I have a dataframe with column names, and I want to find the one that contains a certain string, but does not exactly match it. I'm searching for 'spike' in column names like 'spike-2', 'hey spike', 'spiked-in' (the 'spike' part is always continuous).

I want the column name to be returned as a string or a variable, so I access the column later with df['name'] or df[name] as normal. I've tried to find ways to do this, to no avail. Any tips?

Answers

To find a column name that contains a certain substring (e.g., 'spike') but does not exactly match it, you can use the .str.contains() method in combination with df.columns, which contains the column names of your DataFrame. Here’s how you can do it:

import pandas as pd

# Sample DataFrame
df = pd.DataFrame({
    'spike-2': [1, 2, 3],
    'hey spike': [4, 5, 6],
    'spiked-in': [7, 8, 9],
    'other': [10, 11, 12]
})

# Search for column names that contain 'spike'
matching_columns = df.columns[df.columns.str.contains('spike')]
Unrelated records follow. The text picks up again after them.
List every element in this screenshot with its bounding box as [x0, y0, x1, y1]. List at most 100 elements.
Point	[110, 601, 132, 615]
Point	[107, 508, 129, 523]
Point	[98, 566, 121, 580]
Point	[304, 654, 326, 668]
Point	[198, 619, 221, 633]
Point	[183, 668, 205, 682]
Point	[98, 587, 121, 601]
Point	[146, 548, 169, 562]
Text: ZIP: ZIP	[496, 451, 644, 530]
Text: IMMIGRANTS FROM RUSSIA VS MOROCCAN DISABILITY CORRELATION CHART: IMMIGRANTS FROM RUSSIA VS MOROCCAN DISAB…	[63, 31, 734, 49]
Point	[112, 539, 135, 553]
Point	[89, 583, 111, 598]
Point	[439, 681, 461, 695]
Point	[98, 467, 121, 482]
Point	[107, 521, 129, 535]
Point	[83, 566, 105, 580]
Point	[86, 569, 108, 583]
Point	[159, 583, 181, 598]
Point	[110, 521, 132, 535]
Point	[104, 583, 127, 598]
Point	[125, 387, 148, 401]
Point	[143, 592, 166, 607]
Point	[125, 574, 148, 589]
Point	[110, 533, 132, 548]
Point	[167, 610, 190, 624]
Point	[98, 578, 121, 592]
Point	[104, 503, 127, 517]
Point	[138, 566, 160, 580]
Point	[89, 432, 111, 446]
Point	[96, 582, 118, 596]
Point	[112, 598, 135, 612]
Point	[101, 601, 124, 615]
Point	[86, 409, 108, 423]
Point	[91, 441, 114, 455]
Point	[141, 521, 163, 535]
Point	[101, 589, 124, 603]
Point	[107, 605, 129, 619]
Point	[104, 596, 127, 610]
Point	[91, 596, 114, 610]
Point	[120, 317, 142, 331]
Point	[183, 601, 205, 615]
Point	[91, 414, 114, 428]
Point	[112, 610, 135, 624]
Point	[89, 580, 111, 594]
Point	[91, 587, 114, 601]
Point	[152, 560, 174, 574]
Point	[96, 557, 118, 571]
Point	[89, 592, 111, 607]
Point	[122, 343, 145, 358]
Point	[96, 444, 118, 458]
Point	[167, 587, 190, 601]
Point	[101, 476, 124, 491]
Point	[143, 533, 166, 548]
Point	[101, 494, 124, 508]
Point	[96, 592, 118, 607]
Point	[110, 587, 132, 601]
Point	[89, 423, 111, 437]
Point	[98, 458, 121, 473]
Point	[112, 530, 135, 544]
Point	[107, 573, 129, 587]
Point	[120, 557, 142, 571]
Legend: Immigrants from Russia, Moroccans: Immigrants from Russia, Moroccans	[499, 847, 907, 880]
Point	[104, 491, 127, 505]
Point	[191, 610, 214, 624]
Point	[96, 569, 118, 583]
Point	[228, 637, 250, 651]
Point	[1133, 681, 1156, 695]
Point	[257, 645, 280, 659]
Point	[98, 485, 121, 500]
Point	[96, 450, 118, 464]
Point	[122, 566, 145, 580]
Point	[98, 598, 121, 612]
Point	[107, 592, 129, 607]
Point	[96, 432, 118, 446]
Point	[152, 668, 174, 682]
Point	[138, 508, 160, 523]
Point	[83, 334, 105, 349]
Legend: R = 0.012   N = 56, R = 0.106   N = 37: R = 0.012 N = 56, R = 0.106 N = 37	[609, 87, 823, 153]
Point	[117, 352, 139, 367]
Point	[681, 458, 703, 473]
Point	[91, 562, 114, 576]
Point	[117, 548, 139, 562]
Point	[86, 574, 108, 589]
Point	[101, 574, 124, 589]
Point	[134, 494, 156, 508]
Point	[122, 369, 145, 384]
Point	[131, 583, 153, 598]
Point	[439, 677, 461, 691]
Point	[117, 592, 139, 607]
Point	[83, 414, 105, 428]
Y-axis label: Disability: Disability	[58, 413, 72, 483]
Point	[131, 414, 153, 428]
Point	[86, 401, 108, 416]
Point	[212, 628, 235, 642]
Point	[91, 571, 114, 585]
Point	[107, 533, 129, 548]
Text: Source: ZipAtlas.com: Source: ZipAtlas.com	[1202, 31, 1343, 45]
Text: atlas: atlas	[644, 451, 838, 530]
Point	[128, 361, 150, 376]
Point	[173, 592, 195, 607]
# If you want to access the first matched column
if not matching_columns.empty:
    name = matching_columns[0]
    print(name)
    print(df[name])

Explanation:

  1. df.columns provides an Index object with the column names.
  2. df.columns.str.contains('spike') uses a regular expression to find column names that contain 'spike'. This returns a boolean array.
  3. Using df.columns[boolean_array] filters out the column names that contain 'spike'.
  4. matching_columns[0] accesses the first matched column name.

Output:

spike-2
0    1
1    2
2    3
Name: spike-2, dtype: int64

This way, you can store the matched column name in a variable (name) and use it to access the column later.